In the American civil justice system, the law of torts relates to situations where the wrongful conduct of one party causes harm to another. Tortious conduct recognized at law can be based on acts that are either intentional or negligent. Examples of intentional torts are defamation, assault or battery, fraud, and interference with another party’s contractual or advantageous relationships. A negligence tort refers to those circumstances under which the law will hold one person, who has a duty of care to another, responsible for any harm his negligence may have caused the injured party.
A negligence tort can be defined as the failure of an individual to exercise reasonable care to guard against both risks that were known to cause possible harm, as well as those that an individual should have known would create an unreasonable risk of harm to third parties. In order to prevail in a negligence tort action, a plaintiff must prove, by a preponderance of the evidence, that the defendant was negligent, or failed to exercise due care in the circumstances. A plaintiff must also show that the defendant's negligence caused his injuries, and that he has suffered injuries or ascertainable damages as a result. Negligence encompasses a range of causes of legal actions, including personal injury, medical malpractice, and product liability lawsuits.
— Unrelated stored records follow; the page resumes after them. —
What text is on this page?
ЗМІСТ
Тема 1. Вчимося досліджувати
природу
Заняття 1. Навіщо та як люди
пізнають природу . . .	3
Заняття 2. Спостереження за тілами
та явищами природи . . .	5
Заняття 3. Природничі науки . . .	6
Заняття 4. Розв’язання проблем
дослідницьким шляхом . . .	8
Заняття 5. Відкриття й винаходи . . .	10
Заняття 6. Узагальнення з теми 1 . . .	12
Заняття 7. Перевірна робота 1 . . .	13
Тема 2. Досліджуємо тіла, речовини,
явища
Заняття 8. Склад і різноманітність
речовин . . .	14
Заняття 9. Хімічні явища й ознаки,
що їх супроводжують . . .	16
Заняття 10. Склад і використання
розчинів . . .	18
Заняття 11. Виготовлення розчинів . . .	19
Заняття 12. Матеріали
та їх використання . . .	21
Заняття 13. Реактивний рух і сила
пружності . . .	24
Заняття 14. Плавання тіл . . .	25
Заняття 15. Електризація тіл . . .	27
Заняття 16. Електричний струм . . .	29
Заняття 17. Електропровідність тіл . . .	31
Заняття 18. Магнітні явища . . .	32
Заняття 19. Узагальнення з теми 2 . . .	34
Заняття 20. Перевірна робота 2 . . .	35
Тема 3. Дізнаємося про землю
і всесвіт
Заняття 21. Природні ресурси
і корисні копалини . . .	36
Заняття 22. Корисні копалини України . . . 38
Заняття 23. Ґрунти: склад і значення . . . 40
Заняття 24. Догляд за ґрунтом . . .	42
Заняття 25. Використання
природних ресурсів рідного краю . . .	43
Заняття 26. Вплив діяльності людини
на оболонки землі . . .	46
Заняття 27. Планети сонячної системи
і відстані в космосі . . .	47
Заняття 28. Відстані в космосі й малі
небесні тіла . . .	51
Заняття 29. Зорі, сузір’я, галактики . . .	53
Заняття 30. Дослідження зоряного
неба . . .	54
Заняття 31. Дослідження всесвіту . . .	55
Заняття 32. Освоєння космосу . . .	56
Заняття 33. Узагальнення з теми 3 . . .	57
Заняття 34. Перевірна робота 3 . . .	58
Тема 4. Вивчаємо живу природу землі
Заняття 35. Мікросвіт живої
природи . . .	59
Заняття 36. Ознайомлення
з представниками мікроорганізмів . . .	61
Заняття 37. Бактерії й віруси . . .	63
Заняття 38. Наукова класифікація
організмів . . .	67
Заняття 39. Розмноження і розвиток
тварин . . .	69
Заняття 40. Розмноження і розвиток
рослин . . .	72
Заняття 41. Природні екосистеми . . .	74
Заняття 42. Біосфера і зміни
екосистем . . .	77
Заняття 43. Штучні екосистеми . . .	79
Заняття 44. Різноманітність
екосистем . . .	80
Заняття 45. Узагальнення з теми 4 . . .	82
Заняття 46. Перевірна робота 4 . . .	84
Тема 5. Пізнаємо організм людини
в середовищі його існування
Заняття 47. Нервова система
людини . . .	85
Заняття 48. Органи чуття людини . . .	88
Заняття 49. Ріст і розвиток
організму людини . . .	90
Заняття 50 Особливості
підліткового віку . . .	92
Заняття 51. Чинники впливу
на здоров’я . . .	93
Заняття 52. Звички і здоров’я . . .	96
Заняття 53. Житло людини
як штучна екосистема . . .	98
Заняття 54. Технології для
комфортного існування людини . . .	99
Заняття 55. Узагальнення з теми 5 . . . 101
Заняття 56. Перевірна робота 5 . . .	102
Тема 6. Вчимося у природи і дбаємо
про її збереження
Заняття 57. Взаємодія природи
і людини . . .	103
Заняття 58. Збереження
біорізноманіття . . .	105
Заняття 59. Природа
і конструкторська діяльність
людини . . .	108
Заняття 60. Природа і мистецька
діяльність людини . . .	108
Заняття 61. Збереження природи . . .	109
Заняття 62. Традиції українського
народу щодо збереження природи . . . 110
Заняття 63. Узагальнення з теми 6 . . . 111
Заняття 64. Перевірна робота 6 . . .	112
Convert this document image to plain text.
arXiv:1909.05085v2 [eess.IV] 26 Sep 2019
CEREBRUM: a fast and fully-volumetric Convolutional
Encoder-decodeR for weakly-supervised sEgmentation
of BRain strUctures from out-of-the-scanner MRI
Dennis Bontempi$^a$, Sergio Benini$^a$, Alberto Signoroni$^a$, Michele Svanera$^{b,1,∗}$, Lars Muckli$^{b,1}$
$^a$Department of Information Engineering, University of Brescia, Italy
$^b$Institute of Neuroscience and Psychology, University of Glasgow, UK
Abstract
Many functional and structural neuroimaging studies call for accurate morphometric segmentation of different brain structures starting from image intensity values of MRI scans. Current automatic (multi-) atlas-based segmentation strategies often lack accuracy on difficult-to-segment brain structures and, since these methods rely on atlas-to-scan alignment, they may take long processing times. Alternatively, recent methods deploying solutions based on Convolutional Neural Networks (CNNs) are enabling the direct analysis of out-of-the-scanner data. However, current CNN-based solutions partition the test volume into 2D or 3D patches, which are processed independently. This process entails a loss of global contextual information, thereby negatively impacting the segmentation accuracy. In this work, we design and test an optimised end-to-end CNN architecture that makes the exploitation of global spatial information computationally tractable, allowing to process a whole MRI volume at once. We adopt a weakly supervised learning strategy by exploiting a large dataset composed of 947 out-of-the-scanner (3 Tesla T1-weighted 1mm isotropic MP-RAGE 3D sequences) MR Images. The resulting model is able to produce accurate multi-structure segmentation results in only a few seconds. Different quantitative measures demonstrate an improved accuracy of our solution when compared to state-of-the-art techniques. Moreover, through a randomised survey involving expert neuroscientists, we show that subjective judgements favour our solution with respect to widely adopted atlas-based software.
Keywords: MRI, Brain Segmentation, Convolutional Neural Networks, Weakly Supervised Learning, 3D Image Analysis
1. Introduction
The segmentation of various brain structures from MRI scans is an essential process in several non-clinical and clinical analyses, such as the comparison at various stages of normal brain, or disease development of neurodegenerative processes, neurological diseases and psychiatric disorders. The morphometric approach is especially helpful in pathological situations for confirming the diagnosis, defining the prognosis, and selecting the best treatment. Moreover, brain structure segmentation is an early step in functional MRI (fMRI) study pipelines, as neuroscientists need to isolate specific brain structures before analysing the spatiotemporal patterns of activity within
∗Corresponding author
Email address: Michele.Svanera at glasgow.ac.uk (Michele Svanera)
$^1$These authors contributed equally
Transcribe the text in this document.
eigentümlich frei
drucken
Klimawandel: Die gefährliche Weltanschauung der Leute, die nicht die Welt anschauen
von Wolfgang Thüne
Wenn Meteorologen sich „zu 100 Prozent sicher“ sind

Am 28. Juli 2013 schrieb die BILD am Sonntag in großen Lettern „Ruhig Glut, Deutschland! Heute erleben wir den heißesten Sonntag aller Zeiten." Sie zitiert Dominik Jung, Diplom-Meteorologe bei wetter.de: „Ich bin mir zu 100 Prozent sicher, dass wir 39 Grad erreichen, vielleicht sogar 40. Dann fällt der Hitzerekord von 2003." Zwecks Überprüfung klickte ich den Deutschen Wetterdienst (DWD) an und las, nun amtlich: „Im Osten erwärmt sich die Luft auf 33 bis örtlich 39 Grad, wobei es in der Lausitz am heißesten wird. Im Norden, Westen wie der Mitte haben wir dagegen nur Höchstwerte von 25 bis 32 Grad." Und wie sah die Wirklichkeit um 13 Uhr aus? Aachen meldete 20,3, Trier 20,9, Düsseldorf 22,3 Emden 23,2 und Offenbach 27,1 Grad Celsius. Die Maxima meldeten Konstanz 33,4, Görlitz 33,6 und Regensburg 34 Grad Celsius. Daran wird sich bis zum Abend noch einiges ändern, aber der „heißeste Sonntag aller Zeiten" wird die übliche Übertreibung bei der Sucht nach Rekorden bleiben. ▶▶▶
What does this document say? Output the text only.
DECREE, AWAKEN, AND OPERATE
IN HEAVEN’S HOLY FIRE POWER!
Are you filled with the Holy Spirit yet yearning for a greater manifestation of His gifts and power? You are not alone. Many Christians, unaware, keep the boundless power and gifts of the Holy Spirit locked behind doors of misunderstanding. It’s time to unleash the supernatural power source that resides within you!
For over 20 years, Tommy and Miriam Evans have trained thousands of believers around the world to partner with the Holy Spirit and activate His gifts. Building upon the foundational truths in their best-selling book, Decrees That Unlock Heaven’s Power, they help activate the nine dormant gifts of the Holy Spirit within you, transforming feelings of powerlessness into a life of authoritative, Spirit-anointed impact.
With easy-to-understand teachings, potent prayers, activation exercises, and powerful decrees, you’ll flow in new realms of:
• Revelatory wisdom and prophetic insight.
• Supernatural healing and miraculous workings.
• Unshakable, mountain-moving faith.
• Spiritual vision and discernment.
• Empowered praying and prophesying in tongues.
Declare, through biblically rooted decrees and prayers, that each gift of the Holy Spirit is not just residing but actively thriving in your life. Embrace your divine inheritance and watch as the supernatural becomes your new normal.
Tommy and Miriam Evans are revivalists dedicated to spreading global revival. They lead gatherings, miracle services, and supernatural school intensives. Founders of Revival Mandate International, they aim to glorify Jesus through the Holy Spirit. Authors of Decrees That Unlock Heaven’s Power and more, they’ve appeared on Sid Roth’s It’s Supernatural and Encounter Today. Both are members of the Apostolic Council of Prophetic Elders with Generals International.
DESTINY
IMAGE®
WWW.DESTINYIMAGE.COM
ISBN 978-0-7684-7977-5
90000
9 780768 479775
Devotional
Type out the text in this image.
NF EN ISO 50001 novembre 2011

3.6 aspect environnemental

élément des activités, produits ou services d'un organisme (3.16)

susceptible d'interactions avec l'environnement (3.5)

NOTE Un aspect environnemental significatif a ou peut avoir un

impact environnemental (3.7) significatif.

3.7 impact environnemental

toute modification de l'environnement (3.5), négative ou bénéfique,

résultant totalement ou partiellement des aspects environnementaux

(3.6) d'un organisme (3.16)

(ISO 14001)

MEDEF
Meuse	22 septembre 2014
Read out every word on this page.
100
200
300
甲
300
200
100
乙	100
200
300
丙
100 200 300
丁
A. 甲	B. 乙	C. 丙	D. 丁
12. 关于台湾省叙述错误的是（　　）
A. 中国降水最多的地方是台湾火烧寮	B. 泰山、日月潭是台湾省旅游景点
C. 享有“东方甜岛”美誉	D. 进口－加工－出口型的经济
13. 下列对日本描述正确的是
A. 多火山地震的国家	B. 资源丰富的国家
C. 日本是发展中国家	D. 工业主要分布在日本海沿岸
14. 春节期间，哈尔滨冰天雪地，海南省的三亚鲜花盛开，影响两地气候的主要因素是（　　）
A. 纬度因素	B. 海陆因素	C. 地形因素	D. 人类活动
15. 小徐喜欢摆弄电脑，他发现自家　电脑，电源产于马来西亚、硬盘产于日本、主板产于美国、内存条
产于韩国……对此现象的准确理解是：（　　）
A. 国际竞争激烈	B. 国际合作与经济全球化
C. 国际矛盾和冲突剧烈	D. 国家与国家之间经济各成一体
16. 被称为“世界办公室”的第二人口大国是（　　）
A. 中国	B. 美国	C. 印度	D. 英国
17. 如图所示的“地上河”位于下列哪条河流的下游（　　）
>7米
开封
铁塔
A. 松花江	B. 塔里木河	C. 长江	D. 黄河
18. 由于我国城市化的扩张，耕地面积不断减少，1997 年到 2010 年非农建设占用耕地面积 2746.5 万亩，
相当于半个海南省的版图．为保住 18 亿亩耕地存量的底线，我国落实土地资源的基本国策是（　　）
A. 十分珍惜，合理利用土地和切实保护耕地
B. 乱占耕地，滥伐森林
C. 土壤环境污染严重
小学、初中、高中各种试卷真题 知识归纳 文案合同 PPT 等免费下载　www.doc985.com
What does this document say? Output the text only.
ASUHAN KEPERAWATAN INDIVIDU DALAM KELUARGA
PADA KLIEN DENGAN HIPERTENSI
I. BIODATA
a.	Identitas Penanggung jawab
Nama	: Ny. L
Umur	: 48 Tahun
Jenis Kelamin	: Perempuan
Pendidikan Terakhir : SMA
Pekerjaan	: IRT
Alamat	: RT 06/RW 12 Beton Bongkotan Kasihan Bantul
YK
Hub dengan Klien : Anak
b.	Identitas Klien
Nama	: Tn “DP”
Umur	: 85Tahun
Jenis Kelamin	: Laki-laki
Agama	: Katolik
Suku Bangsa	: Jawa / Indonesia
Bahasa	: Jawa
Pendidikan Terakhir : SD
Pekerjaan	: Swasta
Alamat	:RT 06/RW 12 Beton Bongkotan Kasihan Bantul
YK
There are several affirmative defenses a defendant can raise against a negligence tort claim. The two most prominent are assumption of the risk and contributory negligence. Assumption of the risk is a defendant that asserts that the plaintiff was aware of the risk or danger, but nonetheless acted in a reckless manner, such that any injuries sustained cannot be considered to be caused by the defendant. Examples might include reckless behavior in the face of a known danger, such as smoking next to a gas pump or using a metal ladder in the presence of power lines.
A defendant can raise contributory negligence as a defense if the plaintiff’s own negligence was the proximate cause of his injuries. Examples could include a plaintiff who is involved in an automobile accident, but was intoxicated at the time of the incident. A finding of contributory negligence by a jury can act to defeat the negligence tort claim of the plaintiff. In some jurisdictions, the common law doctrine of contributory negligence has been replaced by a statutory scheme of comparative negligence. Under the theory of comparative negligence, a jury will assess — on a percentage basis — the amount which the plaintiff was responsible for his own injures, and any damages awarded will be reduced accordingly.